Boejharat, Jolanda Djaimala. “Indian Courtesans: From Reality to the Silver Screen and Back Again.” IIAS Newsletter, Vol. 40, No. 8, 2006.

This article is available for free online through the Leiden University Repository: https://openaccess.leidenuniv.nl/handle/1887/12710

 

From the Introduction – Modern Courtesans

People today speak nostalgically about the golden age of courtesans, when their company was much appreciated and an accepted part of aristocratic life. Nevertheless, the current practice of this seductive art as found in today’s brothels (kotha) is despised, while its practitioners are considered outcasts operating on the margins of society. Of course there is great variety in India’s red-light districts: from child prostitutes to call girls in modern city bars and women who still use the mujarewali tradition of dancing and singing as part of their seductive technique. Their daily lives and their nighttime practices place them in a twilight zone, serving a male clientele without regard to caste or religion.

Some artists and researchers say that traditional mujarewali no longer exist, as the artistic expressions of today’s courtesans are in no way comparable to those of bygone days.

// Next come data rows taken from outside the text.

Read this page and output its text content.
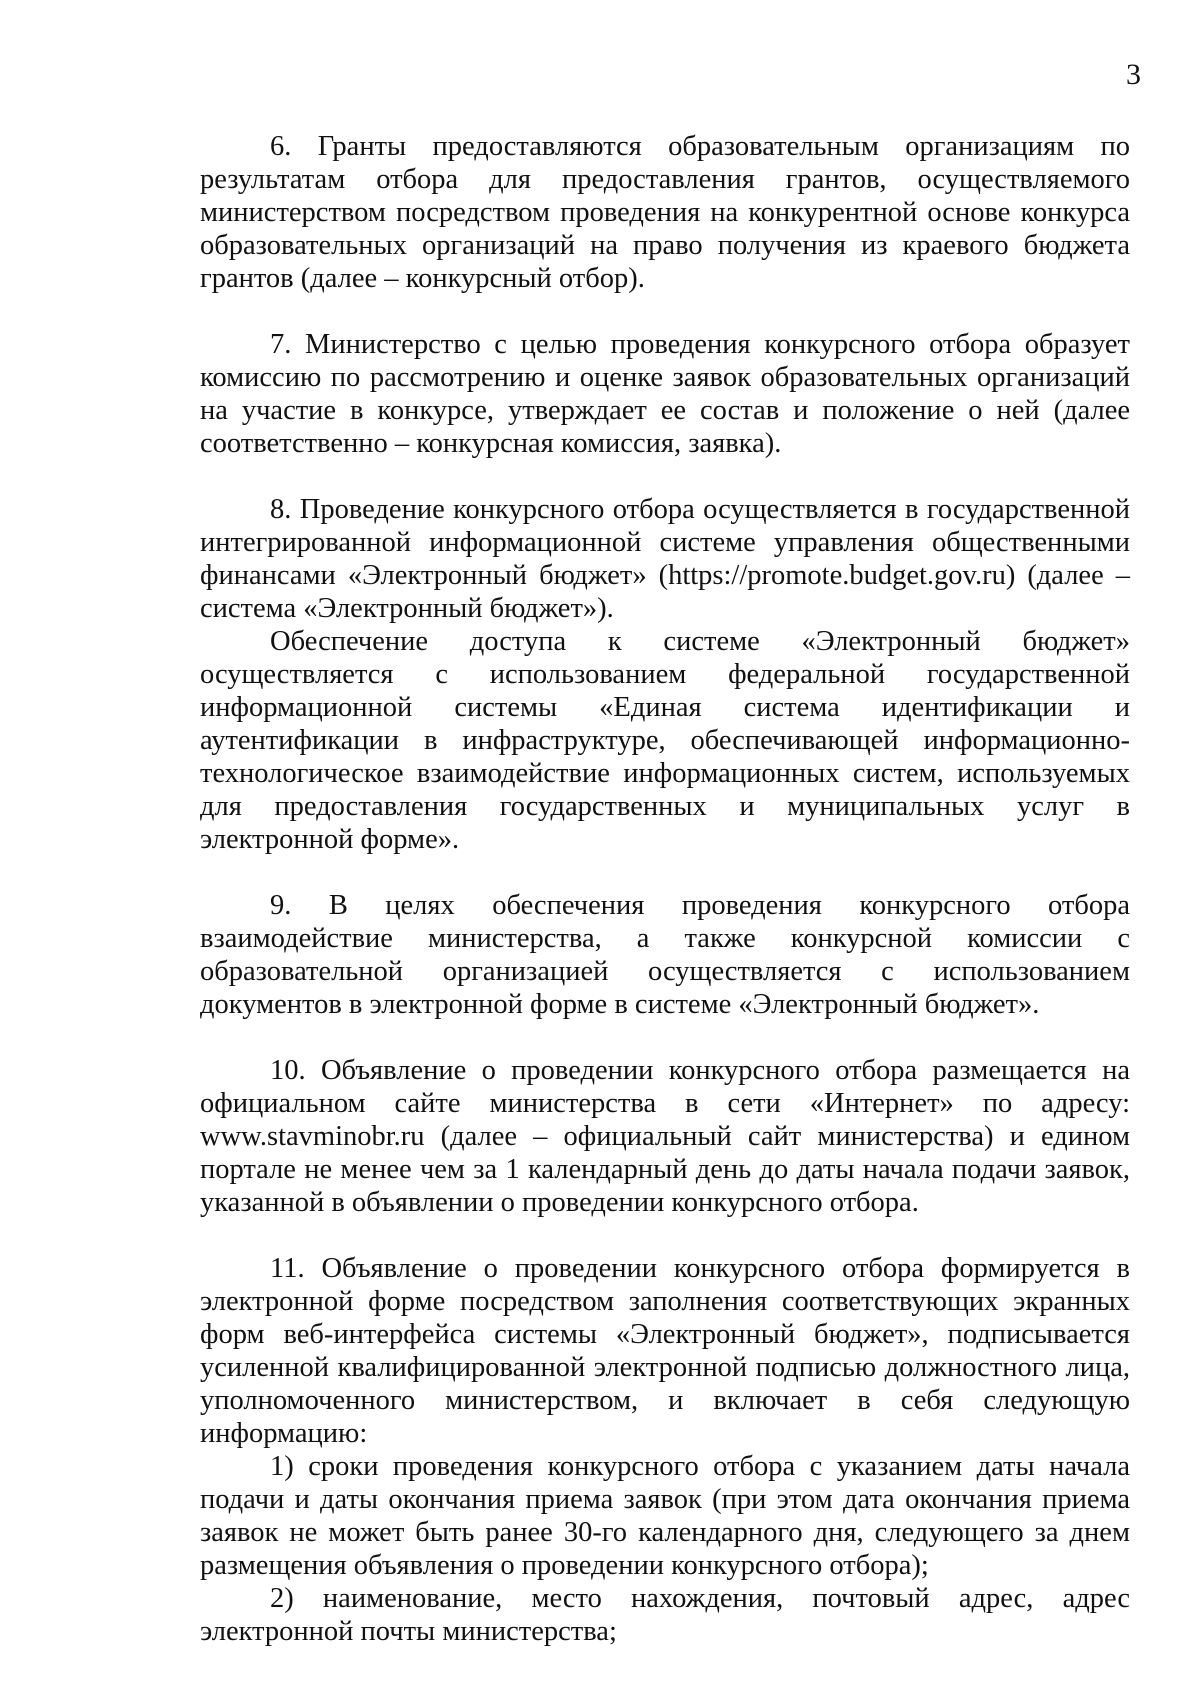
3

6. Гранты предоставляются образовательным организациям по результатам отбора для предоставления грантов, осуществляемого министерством посредством проведения на конкурентной основе конкурса образовательных организаций на право получения из краевого бюджета грантов (далее – конкурсный отбор).

7. Министерство с целью проведения конкурсного отбора образует комиссию по рассмотрению и оценке заявок образовательных организаций на участие в конкурсе, утверждает ее состав и положение о ней (далее соответственно – конкурсная комиссия, заявка).

8. Проведение конкурсного отбора осуществляется в государственной интегрированной информационной системе управления общественными финансами «Электронный бюджет» (https://promote.budget.gov.ru) (далее – система «Электронный бюджет»).

Обеспечение доступа к системе «Электронный бюджет» осуществляется с использованием федеральной государственной информационной системы «Единая система идентификации и аутентификации в инфраструктуре, обеспечивающей информационно-технологическое взаимодействие информационных систем, используемых для предоставления государственных и муниципальных услуг в электронной форме».

9. В целях обеспечения проведения конкурсного отбора взаимодействие министерства, а также конкурсной комиссии с образовательной организацией осуществляется с использованием документов в электронной форме в системе «Электронный бюджет».

10. Объявление о проведении конкурсного отбора размещается на официальном сайте министерства в сети «Интернет» по адресу: www.stavminobr.ru (далее – официальный сайт министерства) и едином портале не менее чем за 1 календарный день до даты начала подачи заявок, указанной в объявлении о проведении конкурсного отбора.

11. Объявление о проведении конкурсного отбора формируется в электронной форме посредством заполнения соответствующих экранных форм веб-интерфейса системы «Электронный бюджет», подписывается усиленной квалифицированной электронной подписью должностного лица, уполномоченного министерством, и включает в себя следующую информацию:

1) сроки проведения конкурсного отбора с указанием даты начала подачи и даты окончания приема заявок (при этом дата окончания приема заявок не может быть ранее 30-го календарного дня, следующего за днем размещения объявления о проведении конкурсного отбора);

2) наименование, место нахождения, почтовый адрес, адрес электронной почты министерства;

Still, although their techniques have changed, these women perform the arts of seduction, and their customers visit them not only for their public services, but to return to an earlier time, to leave behind the cares of today and of the future.

 

From the Introduction – Courtesan Films

The Bollywood film industry, with 900 releases annually, is among the largest in the world. Many film producers’ works feature both historical courtesans and their present-day representatives…. The introduction of sound in the 1930s gave birth to a tradition of films featuring embedded music and dance
sequences. Of these, the courtesan genre includes such well-known examples as DevDas (1955) Pakeeza (1971) and Umrao Jan (1981). Early courtesan films idealized the beauty and artistic skills of the historical mujarewali and portrayed prostitutes restored to social respectability through marriage. The narratives were interspersed with song and dance sequences similar to what we assume to have been traditional mujara practice.